Paden smiled back.  “Me, I’m ridin’ along, mindin’ my own business.  Four cowboys come by, and we decide to ride together for a while, friendly as can be.  I always figure, might as well approach life like everybody’s your friend or nobody is.  Don’t make much difference.  We got in the middle of that frying pan, and suddenly everybody’s pointing their gun but me.”  His eyes turned distant.  “Guess they admired my horse.”

Emmett listened with sympathy.  “Looks like that’s not all they admired.”

“Yep.  The whole rig.”  Paden sighed.  “I don’t care much about the rest, but I surely will miss that bay,” he continued, eyes turning distant again.  “Least they didn’t kill me.  That was…right considerate, I thought.”  

He paused, staring at nothing in particular, and Emmett waited for him to continue.  

“They were laughing when they left me.  Thought it was real funny.”  Paden sucked in a breath.  “I walked for a little while, but it was no use, so I gave it up.  Figured it was just bad luck.”

“Well,” Emmett reached for the coffeepot again, “looks like those boys are headed south, so they weren’t the same ones that jumped me.”  He filled Paden’s mug, turning to put the pot in the fire.  “Where you goin’?” 

Paden’s eyes flicked to the horses.  “Where’s the pinto goin’?”

Emmett chuckled at that.  “I gotta stop by Turley and meet a guy.”

“Where’s Turley?”

“South of here, past Chimayo.”  Emmett finally stretched out himself, pulling over his sheepskin coat as a blanket.  
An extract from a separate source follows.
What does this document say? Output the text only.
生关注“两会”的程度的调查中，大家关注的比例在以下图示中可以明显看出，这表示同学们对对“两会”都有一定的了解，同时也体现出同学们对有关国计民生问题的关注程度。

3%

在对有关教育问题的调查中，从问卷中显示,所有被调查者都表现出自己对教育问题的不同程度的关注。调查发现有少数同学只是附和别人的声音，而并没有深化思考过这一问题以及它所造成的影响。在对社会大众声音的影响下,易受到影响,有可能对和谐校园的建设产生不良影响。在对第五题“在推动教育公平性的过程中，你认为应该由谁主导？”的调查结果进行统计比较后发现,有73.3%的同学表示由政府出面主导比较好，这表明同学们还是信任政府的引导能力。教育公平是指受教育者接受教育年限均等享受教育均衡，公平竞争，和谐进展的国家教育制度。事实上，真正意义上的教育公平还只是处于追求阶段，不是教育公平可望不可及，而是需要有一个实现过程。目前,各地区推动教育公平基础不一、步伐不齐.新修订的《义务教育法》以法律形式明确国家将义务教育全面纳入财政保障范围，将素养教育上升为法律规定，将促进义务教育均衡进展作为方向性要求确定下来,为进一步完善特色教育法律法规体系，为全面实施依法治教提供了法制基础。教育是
Paden didn’t have a reply to that.  He glanced around the campsite idly as Emmett settled down for the night, eyes landing on the scabbarded rifle tucked in the pinto’s saddle by his head.  “Is this loaded?”

“Yep,” Emmett answered without looking.  He closed his eyes and rolled over, his back to Paden.  

Paden smiled to himself and, settling in for the night, wondered if his luck had changed for the better.